EUR/USD has broken below a short-term support level at 1.159 and is now testing a more important support zone near 1.151. If that floor gives way, the pair could slide towards 1.14 as bearish momentum builds and the dollar stays firm after the stronger-than-expected US jobs report.

Michael Kramer - Headshot (600x600)
Michael J Kramer

Founder, Mott Capital Management

EUR/USD has slipped out of a fragile consolidation

EUR/USD fell sharply after the stronger-than-expected US jobs report on 5 June, pushing the pair below a short-term support level at 1.159. According to the TradingView analysis, that move also knocked the euro out of a consolidation pattern that had started to look like a larger bear flag.

As of 8 June, the pair is trying to stabilise near 1.151, but the broader setup still looks vulnerable. Instead of a healthy pause before another leg higher, the recent price action is starting to suggest that the rally has lost momentum and that sellers may be regaining control.

A break below 1.151 could open the door to 1.14

The key level now is the support region around 1.151. If EUR/USD breaks below that zone, the next obvious area to watch is 1.14, which would take the pair back towards levels last seen in mid-March.

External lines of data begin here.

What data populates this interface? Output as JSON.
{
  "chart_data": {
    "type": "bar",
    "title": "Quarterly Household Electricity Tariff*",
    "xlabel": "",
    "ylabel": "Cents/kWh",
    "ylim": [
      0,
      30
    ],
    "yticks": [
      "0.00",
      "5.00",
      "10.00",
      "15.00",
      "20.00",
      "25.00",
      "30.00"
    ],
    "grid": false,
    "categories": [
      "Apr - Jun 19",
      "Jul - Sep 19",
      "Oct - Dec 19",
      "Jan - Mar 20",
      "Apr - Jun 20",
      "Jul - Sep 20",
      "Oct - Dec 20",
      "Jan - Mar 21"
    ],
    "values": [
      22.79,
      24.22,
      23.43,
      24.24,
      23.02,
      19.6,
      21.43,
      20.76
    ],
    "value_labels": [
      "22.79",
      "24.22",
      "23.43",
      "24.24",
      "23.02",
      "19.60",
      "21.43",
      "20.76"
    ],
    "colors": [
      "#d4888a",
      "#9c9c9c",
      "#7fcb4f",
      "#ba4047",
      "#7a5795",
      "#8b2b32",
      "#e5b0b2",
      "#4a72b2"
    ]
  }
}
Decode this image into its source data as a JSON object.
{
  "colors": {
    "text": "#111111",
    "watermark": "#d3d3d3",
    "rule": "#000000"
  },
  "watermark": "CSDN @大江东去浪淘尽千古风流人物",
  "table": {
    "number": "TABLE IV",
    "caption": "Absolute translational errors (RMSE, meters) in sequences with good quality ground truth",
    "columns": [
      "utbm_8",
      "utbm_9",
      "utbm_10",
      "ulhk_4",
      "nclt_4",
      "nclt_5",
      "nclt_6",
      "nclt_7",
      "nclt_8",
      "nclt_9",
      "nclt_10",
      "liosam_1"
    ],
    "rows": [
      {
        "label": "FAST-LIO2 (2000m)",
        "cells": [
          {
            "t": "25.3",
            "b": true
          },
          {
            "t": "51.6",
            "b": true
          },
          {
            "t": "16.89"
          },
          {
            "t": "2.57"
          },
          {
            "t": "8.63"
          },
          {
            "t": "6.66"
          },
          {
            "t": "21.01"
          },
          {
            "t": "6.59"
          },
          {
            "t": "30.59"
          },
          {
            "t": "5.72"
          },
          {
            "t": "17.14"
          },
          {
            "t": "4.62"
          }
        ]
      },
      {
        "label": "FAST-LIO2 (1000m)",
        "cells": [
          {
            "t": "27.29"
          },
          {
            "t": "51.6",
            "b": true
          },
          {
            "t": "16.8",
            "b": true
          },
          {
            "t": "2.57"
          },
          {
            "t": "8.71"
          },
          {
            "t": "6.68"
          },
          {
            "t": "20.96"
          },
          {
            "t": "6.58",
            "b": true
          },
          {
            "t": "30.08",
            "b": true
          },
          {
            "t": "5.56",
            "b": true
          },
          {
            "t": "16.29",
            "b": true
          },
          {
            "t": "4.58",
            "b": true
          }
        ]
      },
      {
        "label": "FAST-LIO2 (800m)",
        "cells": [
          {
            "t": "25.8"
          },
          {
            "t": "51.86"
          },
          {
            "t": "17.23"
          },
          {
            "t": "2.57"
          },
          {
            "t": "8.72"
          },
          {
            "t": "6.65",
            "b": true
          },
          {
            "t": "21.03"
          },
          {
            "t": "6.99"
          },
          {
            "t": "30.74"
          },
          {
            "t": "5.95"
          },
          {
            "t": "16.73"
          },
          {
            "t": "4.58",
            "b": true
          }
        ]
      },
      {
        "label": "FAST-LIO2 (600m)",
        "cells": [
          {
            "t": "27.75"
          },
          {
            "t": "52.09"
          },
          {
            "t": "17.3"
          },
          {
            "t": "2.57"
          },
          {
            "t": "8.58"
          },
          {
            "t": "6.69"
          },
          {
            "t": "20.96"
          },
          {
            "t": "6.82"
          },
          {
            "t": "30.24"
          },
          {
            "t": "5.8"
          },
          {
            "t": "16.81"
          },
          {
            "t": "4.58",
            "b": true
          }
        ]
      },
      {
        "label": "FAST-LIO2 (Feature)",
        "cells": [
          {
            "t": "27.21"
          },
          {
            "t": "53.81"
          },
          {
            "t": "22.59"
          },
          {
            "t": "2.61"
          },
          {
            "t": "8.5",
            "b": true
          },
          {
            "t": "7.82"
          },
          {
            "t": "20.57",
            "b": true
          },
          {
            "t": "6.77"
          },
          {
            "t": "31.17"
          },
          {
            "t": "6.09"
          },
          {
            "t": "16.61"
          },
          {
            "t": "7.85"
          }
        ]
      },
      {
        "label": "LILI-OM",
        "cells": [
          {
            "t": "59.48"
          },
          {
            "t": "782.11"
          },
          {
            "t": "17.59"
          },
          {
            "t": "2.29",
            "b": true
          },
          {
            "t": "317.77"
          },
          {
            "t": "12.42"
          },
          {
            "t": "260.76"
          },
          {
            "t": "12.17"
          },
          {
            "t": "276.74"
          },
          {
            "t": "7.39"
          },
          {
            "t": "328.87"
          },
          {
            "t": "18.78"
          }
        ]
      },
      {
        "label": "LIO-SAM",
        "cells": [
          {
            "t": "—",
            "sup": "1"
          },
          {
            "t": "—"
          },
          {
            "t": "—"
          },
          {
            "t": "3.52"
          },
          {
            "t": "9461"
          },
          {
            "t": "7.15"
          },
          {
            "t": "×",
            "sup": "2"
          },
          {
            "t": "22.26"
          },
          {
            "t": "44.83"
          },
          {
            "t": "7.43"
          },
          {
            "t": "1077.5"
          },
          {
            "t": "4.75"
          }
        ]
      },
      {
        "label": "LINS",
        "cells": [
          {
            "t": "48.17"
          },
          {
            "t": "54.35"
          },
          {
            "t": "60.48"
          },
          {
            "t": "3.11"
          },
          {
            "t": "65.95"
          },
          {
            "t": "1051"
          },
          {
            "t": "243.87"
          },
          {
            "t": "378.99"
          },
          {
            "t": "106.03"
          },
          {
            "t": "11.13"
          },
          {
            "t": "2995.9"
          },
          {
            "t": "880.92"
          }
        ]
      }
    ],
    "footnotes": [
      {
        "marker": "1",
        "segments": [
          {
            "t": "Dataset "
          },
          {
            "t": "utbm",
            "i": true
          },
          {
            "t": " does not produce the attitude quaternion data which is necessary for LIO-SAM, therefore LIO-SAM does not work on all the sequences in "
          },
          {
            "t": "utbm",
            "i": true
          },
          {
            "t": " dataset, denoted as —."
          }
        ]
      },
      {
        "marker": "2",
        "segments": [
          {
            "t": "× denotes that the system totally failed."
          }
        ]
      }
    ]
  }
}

That downside target also fits with the bear flag interpretation. If the recent consolidation was just a pause in a larger move lower, then a clean break of support would strengthen the case that the euro is extending that bearish pattern rather than simply dipping inside a broader range.

Moving averages are now acting as resistance

The source analysis notes that EUR/USD is trading below all of its major moving averages, including the 10-day and 20-day exponential moving averages and the 50-day and 200-day simple moving averages. More importantly, the shorter-term averages are trending lower and are now acting as overhead resistance.

That leaves the pair facing a difficult technical hurdle around 1.158. Even if EUR/USD continues to bounce in the very near term, it may struggle to reclaim that area unless the broader backdrop for the dollar starts to soften.

Momentum still points to a weaker euro

The RSI has also been trending lower since peaking above 70 in late January, which suggests bullish momentum has been fading for months. It is now sitting around 36 and still pointing lower, which many technical analysts would read as a sign that bearish pressure remains intact.

That does not guarantee another sharp leg down, but it does fit with the idea that rallies may be vulnerable to selling while EUR/USD stays below its key moving averages. For now, unless support at 1.151 proves much more durable than it looks, the balance of risks still appears to favour further downside.